There is a rhythm in cooking, in breathing, in being, and writing. A silence, a pause, a noise, a passing of time, and a return. Silence meets noise, and each resonate out. I cook more, and often, on the days that I write because each need the language of attention and time. Hunger is a thunder through me, like word, a sound resounding, a taste radiating out, growing like daylight, like season, body asking for word and nourishment and pacing. A hunger for texture, for wonder, for serene being; a process of coalescing oil, salt, thought and feeling and gathering it all into bowl, plate, idea. An insistent joy in the balance of eating and language. An appetite, for word, for taste, for texture, for rhythm and sentence.
Resonance is something felt. A way of noticing, and relating to your experience. You smell, you taste, you sound, you noise and silence, and notice what ripples out in the the sensations of your experience. As oil and eggplant cook down, crossing the space of time, I feel into memories of smells, sounds, songs, sensations, moments, books, plates, phrases that run through me. They rhythm: they take me and expand me out, finding both center and capacity, and return me to the nourishing solace of inner song and silence.
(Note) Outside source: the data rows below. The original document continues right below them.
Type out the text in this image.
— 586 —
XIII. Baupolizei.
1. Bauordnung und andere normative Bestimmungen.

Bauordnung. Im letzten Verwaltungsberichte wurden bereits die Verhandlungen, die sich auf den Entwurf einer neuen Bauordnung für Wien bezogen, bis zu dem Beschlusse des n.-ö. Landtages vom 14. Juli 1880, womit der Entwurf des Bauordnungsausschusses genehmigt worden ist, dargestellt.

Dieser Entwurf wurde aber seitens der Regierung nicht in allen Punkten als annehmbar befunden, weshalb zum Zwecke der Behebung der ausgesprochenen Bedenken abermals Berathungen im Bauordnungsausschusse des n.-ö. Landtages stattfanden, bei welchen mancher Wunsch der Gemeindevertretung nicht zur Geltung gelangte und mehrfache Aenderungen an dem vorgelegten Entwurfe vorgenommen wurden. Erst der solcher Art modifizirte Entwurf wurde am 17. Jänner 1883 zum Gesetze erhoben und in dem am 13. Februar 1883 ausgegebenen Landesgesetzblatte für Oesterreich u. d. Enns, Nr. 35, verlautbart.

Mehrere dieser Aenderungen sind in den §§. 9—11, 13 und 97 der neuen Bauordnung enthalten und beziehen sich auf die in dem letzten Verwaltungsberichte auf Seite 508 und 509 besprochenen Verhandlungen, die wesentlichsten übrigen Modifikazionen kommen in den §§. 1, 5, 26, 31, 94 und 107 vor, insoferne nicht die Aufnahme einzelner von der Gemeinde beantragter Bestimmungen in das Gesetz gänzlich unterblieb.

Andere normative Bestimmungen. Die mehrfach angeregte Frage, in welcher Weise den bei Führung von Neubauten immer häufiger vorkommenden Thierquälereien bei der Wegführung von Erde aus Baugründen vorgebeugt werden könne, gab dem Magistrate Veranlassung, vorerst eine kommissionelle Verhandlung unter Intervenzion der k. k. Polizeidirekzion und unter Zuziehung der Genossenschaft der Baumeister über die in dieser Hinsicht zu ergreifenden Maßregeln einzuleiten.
Lately, give me white beans, spinach, hot rice, garlic, plenty. Give me Ondaatje, Nin, Solnit. Remind me of the beauty of rhythm, of poetry, of winter turning spring, of silence and sound, of spaciousness.
To know our resonance, we develop a sense of understanding. In Deep Listening, Pauline Oliveros writes about the distinction between hearing and listening: “To hear is the physical means that enables perception. To listen is to give attention to what is perceived both acoustically and psychologically”. We tune into our sounds and stories, and pause, so as to feel and sense that space of our inner understanding. Time slows when we pause, and there is power in resting. Pausing to feel, for taste, to hear, for word, for silence, for that which can return you to the spaciousness of life: the basin, the bowl, the empty space from which to feel, and sense, and notice.
Thinking, being, breathing, eating. These are predictable rhythms that repeat, and moments where we can pause to give space to our own thinking. What do you feed yourself, as in bowl, or vegetable, or plate? As in word, story, affirmation? What causes a dullness? What helps you find that resounding yes and vibrancy with life?
Sitting on a park bench in the morning in a dense fog, I watch as breath leaves as exhale from body. It exhales and forms shapes, as if smoke into the atmosphere, forming cloud; silent. It shows me the power of pausing: to embody a wholeness, to nourish the sensing body, to give form to breath, and life to inspiration. Run, wind, sit, steady, silence. Emptiness and form, each inform, and when we are nourished, either filled up with sound, attention, bowl of food, or the clarity of silence and stillness, we return to ourselves, and give ourselves the capacity to become non-reactive. We pause, whether in quiet or noise, and tune in deeply into a state of resonance. Life rhythms through us: it reverberates out, and we understand with greater clarity what it is we are sensing and feeling. Pausing to turn inward, rest is an ingredient in quiet, one that gives more form for the capacity to look, feel, sense, and reach out. A place of stillness lets you know when something is a resounding rhythm, a flow, a yes.
Back in the apartment I sit down to write. Steam rises over a bowl of white beans, eggplant. Later, smells and taste of granola, of oat and vanilla, take place, into the ambience of the kitchen. Long after the oven is off, and the kitchen cools, and the symphony of lunch will continue. Silence and noise, each can each be plate, mouth, bowl of food. Deeply nourishing.
Nourished By, Nourishing:
Longer daylight, song, sound, words that resound. Reading A Man and His Symbols by Carl Jung, listening to backlogs of Reverberation Radio, baking a variation on the Eleven Madison Park granola for this week, and listening to the growing birdsong.